JUNEAU -- Booming pink salmon runs made Southeast Alaska the state's top salmon fishery this year, as the state itself set a record for the number of salmon caught, the Department of Fish and Game said Thursday.
In 2013, there were 219 million pink salmon caught across the state, where a total of 272 million salmon were landed. Both numbers were records.
"Our salmon managers across the state have done an excellent job of ensuring sustainability of our salmon stocks while optimizing fishing opportunity," said Jeff Regnant, director of the ADF&G Commercial Fisheries Division, in announcing the year's harvest.
In some areas, however, weak runs of some species forced harvest limitations on other species.
There were no commercial Chinook salmon fisheries in the Arctic, Yukon or Kuskokwim areas, the department said.
Pink salmon were "riding a huge wave of production across multiple fishing areas," the department said.
Even the Alaska Peninsula enjoyed a decent pink salmon harvest for the first time in several years.
The big pink run allowed Southeast to recapture the claim of having the state's most valuable salmon fishery, as traditional champ Bristol Bay fell behind both Southeast and Prince William Sound due to modest harvests of sockeye salmon. Sockeye remained the state's most valuable species, however, worth considerably more per pound than pink salmon, the least valuable species.
Not all the salmon harvest news was upbeat.
The Upper Cook Inlet sockeye salmon harvest was just over half the forecast. Management restrictions on the sockeye fishery were required to conserve a tiny Chinook salmon return to the Kenai River.
Fishermen this year were paid an estimated $691 million, which trails only the 1988 harvest, worth $724 million. And when final bonuses and price adjustments are made, 2013 may exceed 1988 on a nominal basis, the department said.

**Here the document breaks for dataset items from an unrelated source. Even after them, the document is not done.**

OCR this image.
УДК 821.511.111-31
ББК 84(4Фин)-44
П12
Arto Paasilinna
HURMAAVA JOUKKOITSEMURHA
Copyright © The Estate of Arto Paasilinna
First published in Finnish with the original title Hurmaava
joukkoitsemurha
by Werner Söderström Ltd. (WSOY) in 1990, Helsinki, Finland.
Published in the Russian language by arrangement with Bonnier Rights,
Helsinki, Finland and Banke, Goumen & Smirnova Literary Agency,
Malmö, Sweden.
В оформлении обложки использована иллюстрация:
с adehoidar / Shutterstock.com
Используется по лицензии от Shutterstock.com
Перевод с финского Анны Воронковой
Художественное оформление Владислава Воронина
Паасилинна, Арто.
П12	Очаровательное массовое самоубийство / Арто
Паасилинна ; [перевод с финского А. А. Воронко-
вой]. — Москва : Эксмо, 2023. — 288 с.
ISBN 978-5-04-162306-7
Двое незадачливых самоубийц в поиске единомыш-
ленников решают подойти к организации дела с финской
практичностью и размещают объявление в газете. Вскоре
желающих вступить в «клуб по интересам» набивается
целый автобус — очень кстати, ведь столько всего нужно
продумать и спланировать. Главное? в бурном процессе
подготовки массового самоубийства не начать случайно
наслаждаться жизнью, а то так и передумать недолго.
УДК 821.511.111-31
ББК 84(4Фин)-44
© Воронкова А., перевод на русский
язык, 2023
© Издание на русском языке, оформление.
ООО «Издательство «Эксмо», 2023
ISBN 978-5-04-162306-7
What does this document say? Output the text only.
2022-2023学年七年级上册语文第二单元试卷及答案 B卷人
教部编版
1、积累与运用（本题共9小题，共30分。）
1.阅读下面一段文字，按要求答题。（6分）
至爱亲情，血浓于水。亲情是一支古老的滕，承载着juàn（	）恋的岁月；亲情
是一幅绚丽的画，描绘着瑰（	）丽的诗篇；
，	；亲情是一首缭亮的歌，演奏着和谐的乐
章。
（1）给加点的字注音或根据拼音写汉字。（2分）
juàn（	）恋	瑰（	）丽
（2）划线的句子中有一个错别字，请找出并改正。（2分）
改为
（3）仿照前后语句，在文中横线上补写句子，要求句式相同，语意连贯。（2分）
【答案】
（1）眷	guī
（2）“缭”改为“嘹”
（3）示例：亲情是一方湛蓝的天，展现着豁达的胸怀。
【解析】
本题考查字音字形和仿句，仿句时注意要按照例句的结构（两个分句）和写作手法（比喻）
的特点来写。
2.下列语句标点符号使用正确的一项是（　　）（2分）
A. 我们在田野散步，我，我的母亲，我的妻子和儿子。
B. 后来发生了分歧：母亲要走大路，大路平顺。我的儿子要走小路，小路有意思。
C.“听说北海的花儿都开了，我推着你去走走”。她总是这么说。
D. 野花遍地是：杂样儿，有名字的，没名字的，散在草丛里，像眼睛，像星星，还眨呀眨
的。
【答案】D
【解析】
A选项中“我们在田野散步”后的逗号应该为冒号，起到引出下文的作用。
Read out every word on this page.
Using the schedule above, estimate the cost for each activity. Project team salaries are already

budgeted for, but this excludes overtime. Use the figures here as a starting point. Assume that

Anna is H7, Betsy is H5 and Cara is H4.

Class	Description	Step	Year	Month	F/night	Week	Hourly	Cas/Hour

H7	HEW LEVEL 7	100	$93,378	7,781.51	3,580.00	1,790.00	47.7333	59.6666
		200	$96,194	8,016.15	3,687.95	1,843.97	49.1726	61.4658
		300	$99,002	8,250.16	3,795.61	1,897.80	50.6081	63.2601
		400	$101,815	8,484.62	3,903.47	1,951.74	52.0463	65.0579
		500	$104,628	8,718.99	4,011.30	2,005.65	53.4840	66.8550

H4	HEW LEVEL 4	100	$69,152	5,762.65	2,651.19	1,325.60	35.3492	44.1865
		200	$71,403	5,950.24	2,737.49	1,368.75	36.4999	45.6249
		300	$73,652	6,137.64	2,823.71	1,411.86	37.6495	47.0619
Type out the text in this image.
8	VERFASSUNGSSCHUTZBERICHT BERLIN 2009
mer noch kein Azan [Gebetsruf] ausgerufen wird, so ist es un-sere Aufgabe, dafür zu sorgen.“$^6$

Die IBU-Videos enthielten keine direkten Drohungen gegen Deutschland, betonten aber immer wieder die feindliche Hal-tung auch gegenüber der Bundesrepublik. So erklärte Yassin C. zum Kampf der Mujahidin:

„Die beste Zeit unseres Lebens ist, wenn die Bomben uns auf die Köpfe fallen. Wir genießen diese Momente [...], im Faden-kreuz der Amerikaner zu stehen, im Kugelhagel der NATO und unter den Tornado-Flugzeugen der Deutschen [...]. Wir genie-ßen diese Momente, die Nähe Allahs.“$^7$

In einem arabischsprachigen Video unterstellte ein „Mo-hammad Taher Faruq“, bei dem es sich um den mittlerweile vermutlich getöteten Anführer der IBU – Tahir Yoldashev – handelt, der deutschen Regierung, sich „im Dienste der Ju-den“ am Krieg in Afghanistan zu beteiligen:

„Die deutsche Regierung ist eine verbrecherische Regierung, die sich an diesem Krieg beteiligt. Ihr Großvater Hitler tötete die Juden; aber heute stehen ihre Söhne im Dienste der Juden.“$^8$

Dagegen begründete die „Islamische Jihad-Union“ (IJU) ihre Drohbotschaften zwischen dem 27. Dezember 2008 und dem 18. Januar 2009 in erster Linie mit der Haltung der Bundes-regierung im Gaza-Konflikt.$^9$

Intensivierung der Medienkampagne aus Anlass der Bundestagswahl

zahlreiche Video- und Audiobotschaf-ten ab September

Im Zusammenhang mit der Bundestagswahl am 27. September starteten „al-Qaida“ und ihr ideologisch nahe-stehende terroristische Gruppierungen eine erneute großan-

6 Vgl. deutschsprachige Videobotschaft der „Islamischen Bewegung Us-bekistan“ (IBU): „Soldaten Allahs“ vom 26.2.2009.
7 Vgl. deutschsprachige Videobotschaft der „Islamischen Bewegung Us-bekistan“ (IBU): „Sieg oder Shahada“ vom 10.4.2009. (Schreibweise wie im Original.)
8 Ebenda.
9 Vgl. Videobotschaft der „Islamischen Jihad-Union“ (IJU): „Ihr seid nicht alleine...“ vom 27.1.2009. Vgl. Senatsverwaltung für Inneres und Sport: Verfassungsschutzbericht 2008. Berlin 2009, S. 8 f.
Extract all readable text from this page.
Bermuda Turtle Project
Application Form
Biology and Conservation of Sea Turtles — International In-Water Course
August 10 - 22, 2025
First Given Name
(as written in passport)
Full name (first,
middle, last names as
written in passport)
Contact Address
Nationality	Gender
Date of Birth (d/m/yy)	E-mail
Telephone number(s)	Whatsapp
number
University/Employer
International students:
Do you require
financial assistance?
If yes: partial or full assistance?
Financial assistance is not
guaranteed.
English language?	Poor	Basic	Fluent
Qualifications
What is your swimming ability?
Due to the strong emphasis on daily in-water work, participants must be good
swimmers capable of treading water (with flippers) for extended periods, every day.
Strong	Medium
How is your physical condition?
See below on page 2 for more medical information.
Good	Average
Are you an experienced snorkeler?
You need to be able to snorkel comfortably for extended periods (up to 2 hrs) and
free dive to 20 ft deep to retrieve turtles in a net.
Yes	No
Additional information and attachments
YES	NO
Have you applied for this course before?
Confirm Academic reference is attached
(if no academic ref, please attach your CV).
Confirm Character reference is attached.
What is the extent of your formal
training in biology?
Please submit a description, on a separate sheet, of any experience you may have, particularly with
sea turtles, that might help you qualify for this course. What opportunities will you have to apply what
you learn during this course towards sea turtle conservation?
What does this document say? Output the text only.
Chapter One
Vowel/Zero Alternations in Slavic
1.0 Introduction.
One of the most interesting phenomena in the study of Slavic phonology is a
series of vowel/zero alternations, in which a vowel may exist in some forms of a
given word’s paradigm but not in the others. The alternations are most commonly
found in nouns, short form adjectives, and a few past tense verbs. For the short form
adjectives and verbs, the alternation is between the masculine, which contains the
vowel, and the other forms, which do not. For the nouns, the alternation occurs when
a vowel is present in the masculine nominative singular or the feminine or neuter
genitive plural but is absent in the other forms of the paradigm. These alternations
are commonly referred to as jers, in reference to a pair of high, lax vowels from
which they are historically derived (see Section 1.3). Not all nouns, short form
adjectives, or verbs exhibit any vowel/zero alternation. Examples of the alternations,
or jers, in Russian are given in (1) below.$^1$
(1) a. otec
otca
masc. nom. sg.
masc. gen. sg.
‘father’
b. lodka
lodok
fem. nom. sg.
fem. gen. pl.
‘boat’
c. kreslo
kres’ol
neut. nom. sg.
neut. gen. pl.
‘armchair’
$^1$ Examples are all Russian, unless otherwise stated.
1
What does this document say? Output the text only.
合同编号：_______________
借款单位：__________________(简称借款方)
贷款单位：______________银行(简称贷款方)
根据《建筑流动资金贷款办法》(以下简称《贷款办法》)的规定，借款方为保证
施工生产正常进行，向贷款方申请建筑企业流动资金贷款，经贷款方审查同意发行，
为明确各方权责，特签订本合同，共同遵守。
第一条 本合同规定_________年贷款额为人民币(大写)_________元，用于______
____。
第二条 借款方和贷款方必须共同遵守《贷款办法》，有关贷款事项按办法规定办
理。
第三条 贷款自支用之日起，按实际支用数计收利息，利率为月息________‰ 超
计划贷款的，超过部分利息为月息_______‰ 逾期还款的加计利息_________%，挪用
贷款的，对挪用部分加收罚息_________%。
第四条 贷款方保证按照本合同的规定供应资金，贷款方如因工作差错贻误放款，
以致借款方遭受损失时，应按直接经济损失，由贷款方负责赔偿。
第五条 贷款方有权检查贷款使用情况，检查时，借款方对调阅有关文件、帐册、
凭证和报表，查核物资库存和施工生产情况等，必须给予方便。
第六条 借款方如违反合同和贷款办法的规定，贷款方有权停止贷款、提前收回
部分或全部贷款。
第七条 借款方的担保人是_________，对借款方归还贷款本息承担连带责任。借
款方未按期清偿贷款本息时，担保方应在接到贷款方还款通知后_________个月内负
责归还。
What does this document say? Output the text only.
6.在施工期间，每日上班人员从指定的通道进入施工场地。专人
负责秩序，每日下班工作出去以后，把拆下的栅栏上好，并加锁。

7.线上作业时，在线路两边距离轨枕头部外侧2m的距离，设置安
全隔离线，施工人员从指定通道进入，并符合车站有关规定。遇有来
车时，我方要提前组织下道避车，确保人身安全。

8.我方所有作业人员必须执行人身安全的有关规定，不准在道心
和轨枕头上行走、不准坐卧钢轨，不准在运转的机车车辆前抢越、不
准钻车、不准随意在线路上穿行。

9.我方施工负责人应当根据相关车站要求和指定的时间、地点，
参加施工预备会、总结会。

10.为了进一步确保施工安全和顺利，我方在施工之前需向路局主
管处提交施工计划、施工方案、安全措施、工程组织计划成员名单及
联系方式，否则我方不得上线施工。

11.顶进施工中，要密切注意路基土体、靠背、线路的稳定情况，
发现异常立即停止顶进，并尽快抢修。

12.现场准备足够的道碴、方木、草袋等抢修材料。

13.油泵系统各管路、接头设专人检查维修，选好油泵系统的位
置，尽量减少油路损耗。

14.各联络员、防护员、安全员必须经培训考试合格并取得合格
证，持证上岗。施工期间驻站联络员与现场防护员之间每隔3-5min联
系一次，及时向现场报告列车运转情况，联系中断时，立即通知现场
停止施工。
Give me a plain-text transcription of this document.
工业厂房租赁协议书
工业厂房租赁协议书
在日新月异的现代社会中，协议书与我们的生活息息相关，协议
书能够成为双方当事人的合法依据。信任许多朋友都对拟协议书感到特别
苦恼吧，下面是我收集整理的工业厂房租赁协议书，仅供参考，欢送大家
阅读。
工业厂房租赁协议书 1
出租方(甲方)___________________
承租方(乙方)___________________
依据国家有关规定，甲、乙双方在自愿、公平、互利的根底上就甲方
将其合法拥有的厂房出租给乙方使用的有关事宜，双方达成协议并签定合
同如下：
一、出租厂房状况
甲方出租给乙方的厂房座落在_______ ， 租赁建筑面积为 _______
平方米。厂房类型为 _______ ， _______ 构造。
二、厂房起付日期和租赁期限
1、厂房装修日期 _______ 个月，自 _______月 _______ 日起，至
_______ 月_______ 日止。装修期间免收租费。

On an inflation-adjusted basis, that 1988 salmon fishery would have been worth about $1.4 billion in 2013 dollars, according to a Bureau of Labor Statistics online inflation calculator. That would put 2013 well behind 1988 on an inflation-adjusted basis.
Fish and Game Assistant Director Geron Bruce called 1988 an "outlier" year. The price paid to fishermen that year turned into a frenzy that didn't reflect eventual wholesale or retail prices, and it plunged the following year.
"I think the term 'irrational exuberance' applies to that year," Bruce said.